Wednesday, September 14, 2016

AA Look - Storm Blade

Picture the blandest arcade imaginable. It would have a boring title like Coin-up Games or Pixels. Nestled in-between classics such as Alleyway Battler and Ninja Stab, there would be Storm Blade. This is one of those games that is equal parts decent and forgettable. It has all of the necessary elements that make up a 2D shootemup, and doesn't make any attempt to wear out its welcome. It's also very shallow and not all that challenging.

The world is being threatened by nuclear weapons, so four nations come together to save the day. Everything from the plot to the level-design & bullet patterns are reminiscent of Aero Fighters. Unfortunately, the cast of this game isn't nearly as charming. There are four pilots to choose from, but they're a bunch of dorks that make goofy anime faces. It's hard to choose the best pilot, since they all seem equally overpowered, but Lucky should be everyone's favorite. No, not because he's flying for the USA. Lucky just happens to be the perfect name for making hilarious puns.
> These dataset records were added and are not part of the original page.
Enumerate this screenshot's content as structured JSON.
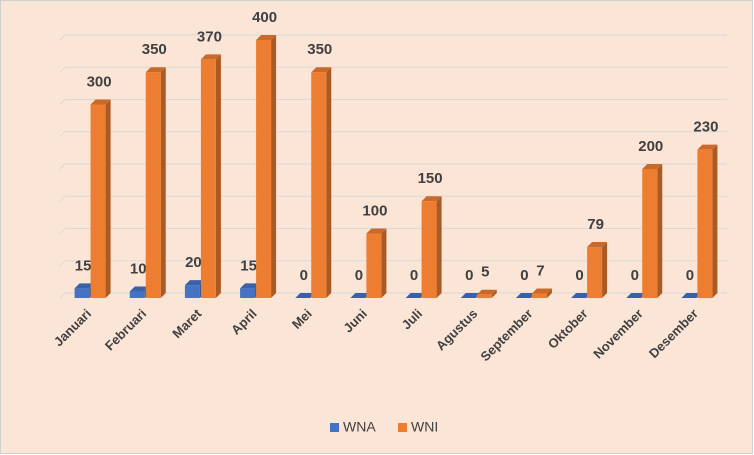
{
  "chart_data": {
    "type": "bar3d",
    "categories": [
      "Januari",
      "Februari",
      "Maret",
      "April",
      "Mei",
      "Juni",
      "Juli",
      "Agustus",
      "September",
      "Oktober",
      "November",
      "Desember"
    ],
    "series": [
      {
        "name": "WNA",
        "color": "#4472c4",
        "values": [
          15,
          10,
          20,
          15,
          0,
          0,
          0,
          0,
          0,
          0,
          0,
          0
        ]
      },
      {
        "name": "WNI",
        "color": "#ed7d31",
        "values": [
          300,
          350,
          370,
          400,
          350,
          100,
          150,
          5,
          7,
          79,
          200,
          230
        ]
      }
    ],
    "ylim": [
      0,
      400
    ],
    "yticks": [
      0,
      50,
      100,
      150,
      200,
      250,
      300,
      350,
      400
    ],
    "grid": true,
    "legend": "bottom"
  }
}
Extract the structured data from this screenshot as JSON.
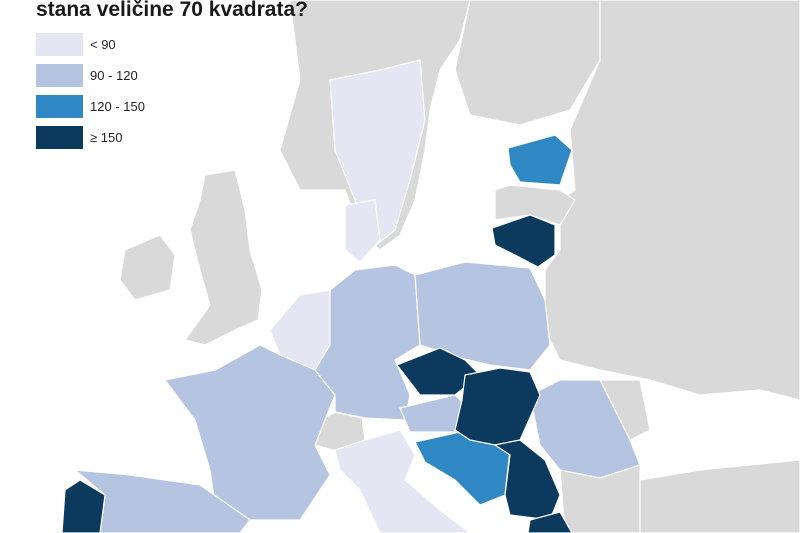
{
  "title": "stana veličine 70 kvadrata?",
  "legend": {
    "items": [
      {
        "label": "< 90",
        "color": "#e4e6f3"
      },
      {
        "label": "90 - 120",
        "color": "#b4c4e1"
      },
      {
        "label": "120 - 150",
        "color": "#2f88c4"
      },
      {
        "label": "≥ 150",
        "color": "#0b3a5e"
      }
    ]
  }
}
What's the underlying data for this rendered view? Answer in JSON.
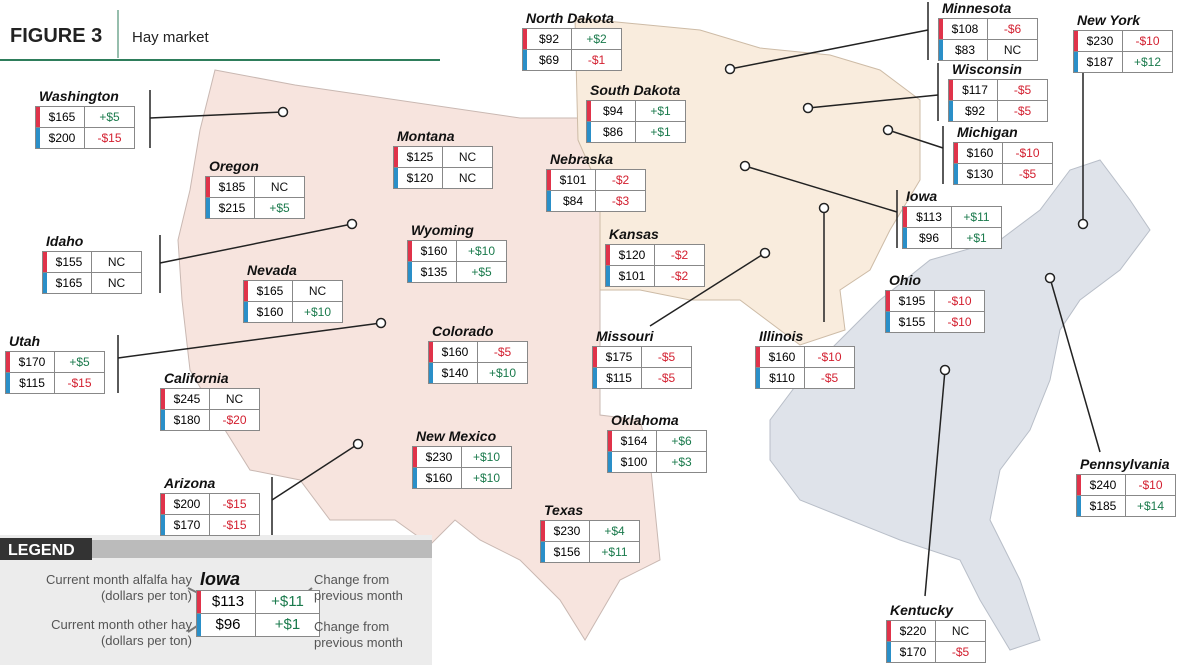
{
  "header": {
    "figure": "FIGURE 3",
    "title": "Hay market"
  },
  "states": [
    {
      "name": "Washington",
      "alfalfa": "$165",
      "alfalfa_change": "+$5",
      "other": "$200",
      "other_change": "-$15"
    },
    {
      "name": "Oregon",
      "alfalfa": "$185",
      "alfalfa_change": "NC",
      "other": "$215",
      "other_change": "+$5"
    },
    {
      "name": "Idaho",
      "alfalfa": "$155",
      "alfalfa_change": "NC",
      "other": "$165",
      "other_change": "NC"
    },
    {
      "name": "Nevada",
      "alfalfa": "$165",
      "alfalfa_change": "NC",
      "other": "$160",
      "other_change": "+$10"
    },
    {
      "name": "Utah",
      "alfalfa": "$170",
      "alfalfa_change": "+$5",
      "other": "$115",
      "other_change": "-$15"
    },
    {
      "name": "California",
      "alfalfa": "$245",
      "alfalfa_change": "NC",
      "other": "$180",
      "other_change": "-$20"
    },
    {
      "name": "Arizona",
      "alfalfa": "$200",
      "alfalfa_change": "-$15",
      "other": "$170",
      "other_change": "-$15"
    },
    {
      "name": "Montana",
      "alfalfa": "$125",
      "alfalfa_change": "NC",
      "other": "$120",
      "other_change": "NC"
    },
    {
      "name": "Wyoming",
      "alfalfa": "$160",
      "alfalfa_change": "+$10",
      "other": "$135",
      "other_change": "+$5"
    },
    {
      "name": "Colorado",
      "alfalfa": "$160",
      "alfalfa_change": "-$5",
      "other": "$140",
      "other_change": "+$10"
    },
    {
      "name": "New Mexico",
      "alfalfa": "$230",
      "alfalfa_change": "+$10",
      "other": "$160",
      "other_change": "+$10"
    },
    {
      "name": "Texas",
      "alfalfa": "$230",
      "alfalfa_change": "+$4",
      "other": "$156",
      "other_change": "+$11"
    },
    {
      "name": "Oklahoma",
      "alfalfa": "$164",
      "alfalfa_change": "+$6",
      "other": "$100",
      "other_change": "+$3"
    },
    {
      "name": "Kansas",
      "alfalfa": "$120",
      "alfalfa_change": "-$2",
      "other": "$101",
      "other_change": "-$2"
    },
    {
      "name": "Nebraska",
      "alfalfa": "$101",
      "alfalfa_change": "-$2",
      "other": "$84",
      "other_change": "-$3"
    },
    {
      "name": "South Dakota",
      "alfalfa": "$94",
      "alfalfa_change": "+$1",
      "other": "$86",
      "other_change": "+$1"
    },
    {
      "name": "North Dakota",
      "alfalfa": "$92",
      "alfalfa_change": "+$2",
      "other": "$69",
      "other_change": "-$1"
    },
    {
      "name": "Minnesota",
      "alfalfa": "$108",
      "alfalfa_change": "-$6",
      "other": "$83",
      "other_change": "NC"
    },
    {
      "name": "Wisconsin",
      "alfalfa": "$117",
      "alfalfa_change": "-$5",
      "other": "$92",
      "other_change": "-$5"
    },
    {
      "name": "Michigan",
      "alfalfa": "$160",
      "alfalfa_change": "-$10",
      "other": "$130",
      "other_change": "-$5"
    },
    {
      "name": "Iowa",
      "alfalfa": "$113",
      "alfalfa_change": "+$11",
      "other": "$96",
      "other_change": "+$1"
    },
    {
      "name": "Missouri",
      "alfalfa": "$175",
      "alfalfa_change": "-$5",
      "other": "$115",
      "other_change": "-$5"
    },
    {
      "name": "Illinois",
      "alfalfa": "$160",
      "alfalfa_change": "-$10",
      "other": "$110",
      "other_change": "-$5"
    },
    {
      "name": "Ohio",
      "alfalfa": "$195",
      "alfalfa_change": "-$10",
      "other": "$155",
      "other_change": "-$10"
    },
    {
      "name": "New York",
      "alfalfa": "$230",
      "alfalfa_change": "-$10",
      "other": "$187",
      "other_change": "+$12"
    },
    {
      "name": "Pennsylvania",
      "alfalfa": "$240",
      "alfalfa_change": "-$10",
      "other": "$185",
      "other_change": "+$14"
    },
    {
      "name": "Kentucky",
      "alfalfa": "$220",
      "alfalfa_change": "NC",
      "other": "$170",
      "other_change": "-$5"
    }
  ],
  "legend": {
    "title": "LEGEND",
    "alfalfa_label": "Current month alfalfa hay",
    "alfalfa_unit": "(dollars per ton)",
    "other_label": "Current month other hay",
    "other_unit": "(dollars per ton)",
    "change_top": [
      "Change from",
      "previous month"
    ],
    "change_bottom": [
      "Change from",
      "previous month"
    ],
    "example": {
      "name": "Iowa",
      "alfalfa": "$113",
      "alfalfa_change": "+$11",
      "other": "$96",
      "other_change": "+$1"
    }
  }
}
"Better Luck next time." "It was all Luck." "I'm feeling Lucky." "They were Lucky that I'm...oh..nevermind"

Anyway, there are six stages of vertically-scrolling action. The average play-through should take about 11 minutes. That's a little short for the genre, and other games tend to have more depth to them. Storm Blade offers bonus points for not using bombs, and destroying every enemy in the stage, but it's nothing out of the ordinary. To some gamers, that's a plus, especially if they're tired of memorizing complex scoring systems, while navigating a sea of neon-pink death. Although, there is a second loop, so that's something to look forward to.

There's not much else to say about this game. Expert STG-players will probably 1CC this game the very first time they play it. They'll say something like "Well, it wasn't horrible.", which is liable to be the extent of their thoughts on the game. This is not a game that will stick around for too long in somebody's memory. It's a shmup that serves a purpose. If someone time-traveled back to 1996, and they visited a movie theater, they'd probably play this game, while waiting for the flick to start.